Asian stocks edged up on Friday, with shares outside Japan rebounding from a 23-month low on reports Lehman Brothers had put itself up for sale, suggesting a smaller risk of a Wall Street meltdown spreading to the region.
The optimistic market mood spilled over to Europe, with Eurostoxx 50 futures, Germany's DAX futures and French CAC 40 futures up between 1.2 and 1.4%.
Oil prices crept above $101 a barrel, supported by fears Hurricane Ike could disrupt U.S. production, but crude remained on course to fall below the psychologically important $100 level, especially with the euro falling to a one-year low against the dollar this week.
Gains in bank stocks such as Mitsubishi UFJ Financial Group and South Korea's largest lender Kookmin Bank outpaced the broad indexes on optimism Lehman, whose shares plunged more than 40% on Thursday, would find a suitor by this weekend.
The U.S. Treasury and the Federal Reserve are reportedly engineering the sale of Lehman through a consortium of private firms, the Washington Post said.
"We have reports about Lehman's buyout talks today, and that is positive because that means the number of ailing entities will decrease through an industry realignment," said Masaru Hamasaki, senior strategist at Toyota Asset Management in Tokyo.
Japan's Nikkei share average finished up 0.9%, rebounding from a six-month low.
The MSCI index of other Asia-Pacific stocks climbed 1.3% after closing at its lowest since October 2006 on Thursday.
South Korea's KOSPI rallied 2.4%, led by shares of Samsung Electronics Co Ltd and POSCO, the world's No. 4 steelmaker.
Major Asian markets will be closed on Monday for holidays.
Many investors were in wait-and-see mode ahead of any developments with Lehman, though in the thick of the financial crisis, any progress has usually been followed with signs of trouble at other institutions.
Indeed, Washington Mutual Inc, the largest U.S. savings and loan, was downgraded on Friday to below investment-grade status by Moody's Investors Service, which cited constraints to tapping capital markets.
Impatience with the financial sector's persistent problems as well as a global economic slowdown that hit Europe and Japan hard has led to a reduction in risk taking in just about every asset class. This so-called deleveraging boosted to the U.S. dollar as U.S. investors bring some money back home from abroad.
U.S. CURRENCY ATTRACTS INVESTORS
Institutional investors in particular have been ploughing money back into the dollar.

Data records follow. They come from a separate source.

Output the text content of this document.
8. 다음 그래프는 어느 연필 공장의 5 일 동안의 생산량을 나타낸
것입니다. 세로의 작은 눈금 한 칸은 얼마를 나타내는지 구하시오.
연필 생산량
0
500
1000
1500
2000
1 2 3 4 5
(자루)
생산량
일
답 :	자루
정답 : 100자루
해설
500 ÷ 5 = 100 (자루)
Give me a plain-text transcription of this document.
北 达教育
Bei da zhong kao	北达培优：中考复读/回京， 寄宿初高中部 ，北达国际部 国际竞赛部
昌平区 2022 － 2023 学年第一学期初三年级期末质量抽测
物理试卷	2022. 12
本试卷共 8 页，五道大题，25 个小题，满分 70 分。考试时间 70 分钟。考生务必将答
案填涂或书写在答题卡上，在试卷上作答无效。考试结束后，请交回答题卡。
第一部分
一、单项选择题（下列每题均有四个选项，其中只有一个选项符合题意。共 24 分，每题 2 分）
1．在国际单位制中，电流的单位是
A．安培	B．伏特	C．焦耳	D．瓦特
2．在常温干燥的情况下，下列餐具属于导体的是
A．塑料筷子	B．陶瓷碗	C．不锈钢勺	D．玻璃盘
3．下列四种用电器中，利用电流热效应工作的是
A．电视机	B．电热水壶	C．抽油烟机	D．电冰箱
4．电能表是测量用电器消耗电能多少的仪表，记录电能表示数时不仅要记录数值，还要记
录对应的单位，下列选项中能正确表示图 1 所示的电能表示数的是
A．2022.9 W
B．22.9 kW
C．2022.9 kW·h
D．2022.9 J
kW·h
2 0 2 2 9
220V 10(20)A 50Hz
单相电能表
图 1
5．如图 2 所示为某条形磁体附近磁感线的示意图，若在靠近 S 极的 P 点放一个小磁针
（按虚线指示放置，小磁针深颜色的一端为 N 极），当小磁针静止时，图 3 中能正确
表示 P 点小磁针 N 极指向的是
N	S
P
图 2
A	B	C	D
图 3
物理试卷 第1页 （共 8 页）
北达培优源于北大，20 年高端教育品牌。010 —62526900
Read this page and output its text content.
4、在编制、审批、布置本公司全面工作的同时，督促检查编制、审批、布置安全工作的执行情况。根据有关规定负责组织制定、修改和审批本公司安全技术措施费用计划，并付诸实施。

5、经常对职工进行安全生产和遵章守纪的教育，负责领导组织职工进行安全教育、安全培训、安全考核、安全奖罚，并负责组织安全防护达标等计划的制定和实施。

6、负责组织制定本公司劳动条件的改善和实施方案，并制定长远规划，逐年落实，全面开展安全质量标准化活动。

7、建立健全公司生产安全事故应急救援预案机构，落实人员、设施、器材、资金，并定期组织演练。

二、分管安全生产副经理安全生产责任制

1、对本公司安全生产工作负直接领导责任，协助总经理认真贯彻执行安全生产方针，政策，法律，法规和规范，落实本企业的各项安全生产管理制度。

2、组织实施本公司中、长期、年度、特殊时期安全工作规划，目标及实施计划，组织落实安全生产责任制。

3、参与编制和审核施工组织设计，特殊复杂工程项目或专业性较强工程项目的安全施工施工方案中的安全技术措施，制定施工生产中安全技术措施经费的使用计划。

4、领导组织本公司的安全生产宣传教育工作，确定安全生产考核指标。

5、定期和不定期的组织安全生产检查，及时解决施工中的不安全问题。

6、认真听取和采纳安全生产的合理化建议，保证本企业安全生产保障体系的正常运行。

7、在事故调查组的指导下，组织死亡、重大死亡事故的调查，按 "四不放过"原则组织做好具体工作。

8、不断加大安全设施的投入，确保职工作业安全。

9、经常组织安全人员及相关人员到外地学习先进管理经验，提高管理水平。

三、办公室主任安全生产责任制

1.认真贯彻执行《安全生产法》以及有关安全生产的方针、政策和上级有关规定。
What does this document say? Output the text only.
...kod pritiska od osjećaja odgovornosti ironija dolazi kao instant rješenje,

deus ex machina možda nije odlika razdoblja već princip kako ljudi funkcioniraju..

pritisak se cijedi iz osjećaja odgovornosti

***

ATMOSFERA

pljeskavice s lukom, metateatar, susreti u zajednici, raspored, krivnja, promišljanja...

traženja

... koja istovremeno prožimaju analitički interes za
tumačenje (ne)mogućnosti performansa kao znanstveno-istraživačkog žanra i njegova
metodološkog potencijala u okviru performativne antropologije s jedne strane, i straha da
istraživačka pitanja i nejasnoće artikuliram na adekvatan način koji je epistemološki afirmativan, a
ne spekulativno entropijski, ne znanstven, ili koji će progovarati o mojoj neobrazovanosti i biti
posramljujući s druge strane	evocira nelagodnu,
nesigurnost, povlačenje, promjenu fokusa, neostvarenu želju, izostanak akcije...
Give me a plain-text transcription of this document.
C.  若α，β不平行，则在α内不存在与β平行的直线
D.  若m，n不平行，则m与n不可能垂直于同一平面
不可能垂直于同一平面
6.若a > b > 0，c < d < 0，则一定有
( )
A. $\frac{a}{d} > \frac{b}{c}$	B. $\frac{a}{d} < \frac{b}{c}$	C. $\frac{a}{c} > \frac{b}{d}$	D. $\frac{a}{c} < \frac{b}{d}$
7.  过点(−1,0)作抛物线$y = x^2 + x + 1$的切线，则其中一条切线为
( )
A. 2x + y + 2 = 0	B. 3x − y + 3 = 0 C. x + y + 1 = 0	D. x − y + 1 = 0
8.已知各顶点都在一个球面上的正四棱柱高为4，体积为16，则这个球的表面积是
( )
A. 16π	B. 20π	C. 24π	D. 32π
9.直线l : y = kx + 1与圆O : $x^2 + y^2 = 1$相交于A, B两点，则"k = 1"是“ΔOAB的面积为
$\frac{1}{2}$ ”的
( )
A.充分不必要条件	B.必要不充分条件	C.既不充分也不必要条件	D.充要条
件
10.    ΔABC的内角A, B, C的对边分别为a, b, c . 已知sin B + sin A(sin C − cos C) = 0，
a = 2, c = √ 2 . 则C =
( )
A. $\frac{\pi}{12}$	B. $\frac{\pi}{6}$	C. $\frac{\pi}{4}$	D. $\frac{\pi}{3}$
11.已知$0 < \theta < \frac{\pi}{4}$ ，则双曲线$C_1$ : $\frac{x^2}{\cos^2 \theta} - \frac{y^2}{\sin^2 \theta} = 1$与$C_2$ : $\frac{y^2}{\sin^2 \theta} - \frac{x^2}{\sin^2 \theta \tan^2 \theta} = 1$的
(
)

In the last month, cross-border flows into the dollar have been in the 94th%ile, meaning they have been higher only 6% of the time, according to State Street Global Markets, which tracks 15% of the world's tradeable assets.
In the wake of U.S. bailout of government sponsored enterprises (GSEs) Fannie Mae and Freddie Mac this week, analysts at State Street expect foreign central banks to continue to add to their immense foreign exchange reserves and recycle the proceeds into Treasury debt.
"The GSE bail out adds a whole new dimension to global imbalances. It is also perhaps no coincidence that the one asset that has been rising in recent days is the U.S. dollar," they said in a note.
The euro was largely unchanged at $1.4015 after hitting a one-year low around $1.3880 the prior session.
The dollar was slightly higher against the yen, at 107.30 yen.
However, the euro edged up 0.1% to 150.37 yen after tumbling to a two-year low on Thursday.